- Born: 20 September 1960 (age 65) Tokyo, Japan
- Education: Tokyo National University of Fine Arts and Music; Hochschule für Musik und Theater Hamburg;
- Occupations: Conductor; Pianist;
- Organizations: Hessisches Staatstheater Wiesbaden; Nordwestdeutsche Philharmonie; Opernhaus Wuppertal;
- Awards: Von der Heydt Prize

= Toshiyuki Kamioka =

Japanese conductor and pianist (born 1960)

Toshiyuki Kamioka (上岡　敏之, Kamioka Toshiyuki) is a Japanese conductor and pianist, who lives and works predominantly in Germany since 1984.

== Career ==
Born in Tokyo, Toshiyuki Kamioka studied from 1979 to 1983 conducting, composition, piano and violin at the Tokyo National University of Fine Arts and Music, where he was awarded the Ataka prize in 1982. A scholarship of Rotary International enabled him to continue his studies at the Hochschule für Musik und Theater Hamburg with Klauspeter Seibel.

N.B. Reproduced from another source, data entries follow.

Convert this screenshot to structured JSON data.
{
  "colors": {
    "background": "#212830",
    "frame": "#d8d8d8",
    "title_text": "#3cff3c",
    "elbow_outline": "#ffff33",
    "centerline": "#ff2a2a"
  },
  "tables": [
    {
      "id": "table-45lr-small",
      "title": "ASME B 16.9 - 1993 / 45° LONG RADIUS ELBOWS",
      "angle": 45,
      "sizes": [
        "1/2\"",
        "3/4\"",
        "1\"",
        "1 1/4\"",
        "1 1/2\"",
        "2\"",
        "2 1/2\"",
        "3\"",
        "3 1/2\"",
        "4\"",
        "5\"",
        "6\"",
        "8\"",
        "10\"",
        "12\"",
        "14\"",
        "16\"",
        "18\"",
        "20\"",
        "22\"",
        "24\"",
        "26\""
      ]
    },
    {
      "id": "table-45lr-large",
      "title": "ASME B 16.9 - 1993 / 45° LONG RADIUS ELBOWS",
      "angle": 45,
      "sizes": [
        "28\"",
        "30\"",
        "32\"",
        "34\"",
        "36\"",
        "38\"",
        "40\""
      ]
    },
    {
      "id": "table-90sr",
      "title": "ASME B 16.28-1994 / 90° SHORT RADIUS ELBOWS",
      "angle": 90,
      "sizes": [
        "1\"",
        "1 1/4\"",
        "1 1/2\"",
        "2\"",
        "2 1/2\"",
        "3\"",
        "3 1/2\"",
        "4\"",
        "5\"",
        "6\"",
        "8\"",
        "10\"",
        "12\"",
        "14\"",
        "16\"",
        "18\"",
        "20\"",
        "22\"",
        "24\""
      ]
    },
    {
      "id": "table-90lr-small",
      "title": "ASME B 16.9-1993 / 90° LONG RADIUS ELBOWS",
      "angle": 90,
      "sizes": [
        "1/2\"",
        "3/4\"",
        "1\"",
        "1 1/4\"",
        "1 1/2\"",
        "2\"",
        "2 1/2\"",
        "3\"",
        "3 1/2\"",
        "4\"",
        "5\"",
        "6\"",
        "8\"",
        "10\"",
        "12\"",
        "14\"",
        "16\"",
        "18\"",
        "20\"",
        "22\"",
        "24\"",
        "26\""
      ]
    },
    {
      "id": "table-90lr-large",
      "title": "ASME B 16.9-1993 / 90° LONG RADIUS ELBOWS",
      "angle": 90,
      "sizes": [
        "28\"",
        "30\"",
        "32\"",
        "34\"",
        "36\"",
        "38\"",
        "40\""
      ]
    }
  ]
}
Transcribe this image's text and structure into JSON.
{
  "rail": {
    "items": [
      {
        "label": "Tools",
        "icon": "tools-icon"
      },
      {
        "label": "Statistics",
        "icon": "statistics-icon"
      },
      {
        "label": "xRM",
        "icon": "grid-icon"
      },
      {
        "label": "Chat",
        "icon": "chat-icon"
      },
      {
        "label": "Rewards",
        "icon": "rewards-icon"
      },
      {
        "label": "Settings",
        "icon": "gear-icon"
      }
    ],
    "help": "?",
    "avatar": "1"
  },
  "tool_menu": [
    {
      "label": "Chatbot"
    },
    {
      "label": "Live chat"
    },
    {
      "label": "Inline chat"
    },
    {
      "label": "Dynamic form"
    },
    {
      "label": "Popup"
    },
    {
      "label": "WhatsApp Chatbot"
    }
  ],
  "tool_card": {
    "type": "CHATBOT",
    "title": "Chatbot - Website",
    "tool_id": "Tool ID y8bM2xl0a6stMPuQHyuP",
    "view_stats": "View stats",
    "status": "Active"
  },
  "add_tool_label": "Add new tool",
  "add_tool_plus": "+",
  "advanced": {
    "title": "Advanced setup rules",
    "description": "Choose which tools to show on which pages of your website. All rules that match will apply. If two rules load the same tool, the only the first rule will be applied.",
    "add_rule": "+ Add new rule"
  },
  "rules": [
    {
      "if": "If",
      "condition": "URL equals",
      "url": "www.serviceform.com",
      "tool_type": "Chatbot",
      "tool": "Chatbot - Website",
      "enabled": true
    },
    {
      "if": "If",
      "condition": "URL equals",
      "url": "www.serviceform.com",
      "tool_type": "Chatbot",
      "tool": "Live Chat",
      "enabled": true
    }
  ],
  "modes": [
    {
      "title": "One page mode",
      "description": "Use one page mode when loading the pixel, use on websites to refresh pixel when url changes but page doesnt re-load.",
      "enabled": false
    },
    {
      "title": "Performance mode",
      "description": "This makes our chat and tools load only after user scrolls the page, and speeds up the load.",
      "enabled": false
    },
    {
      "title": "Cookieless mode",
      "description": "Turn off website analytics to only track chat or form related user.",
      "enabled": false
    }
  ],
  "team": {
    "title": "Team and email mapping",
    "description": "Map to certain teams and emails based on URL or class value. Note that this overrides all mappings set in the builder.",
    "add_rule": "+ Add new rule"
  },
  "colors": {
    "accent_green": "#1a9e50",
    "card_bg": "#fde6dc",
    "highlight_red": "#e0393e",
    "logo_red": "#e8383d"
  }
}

After positions in Kiel and at the Aalto Theatre in Essen Kamioka was appointed Generalmusikdirektor at the Hessisches Staatstheater Wiesbaden in 1996, where he worked until 2004. From 1998 to 2006 he was also Generalmusikdirektor of the Nordwestdeutsche Philharmonie in Herford. In January 2000 he conducted them in Einojuhani Rautavaara's Symphony No.7 (Angel of Light) in Detmold, Paderborn, Herford, Bad Salzuflen and Minden.

Since 2004 Kamioka has been Generalmusikdirektor of Wuppertal, from 2012 also conductor of the Opernhaus Wuppertal, and a professor for conducting at the Hochschule für Musik Saar in Saarbrücken. Since 2009 he has been also Generalmusikdirektor at the Saarländisches Staatstheater.

Kamioka has conducted as a guest the NHK Symphony Orchestra, the Bamberg Symphony and German radio orchestras.

In 2010 he was awarded the Von der Heydt Prize of the city of Wuppertal as conductor of the Symphony Orchestra Wuppertal.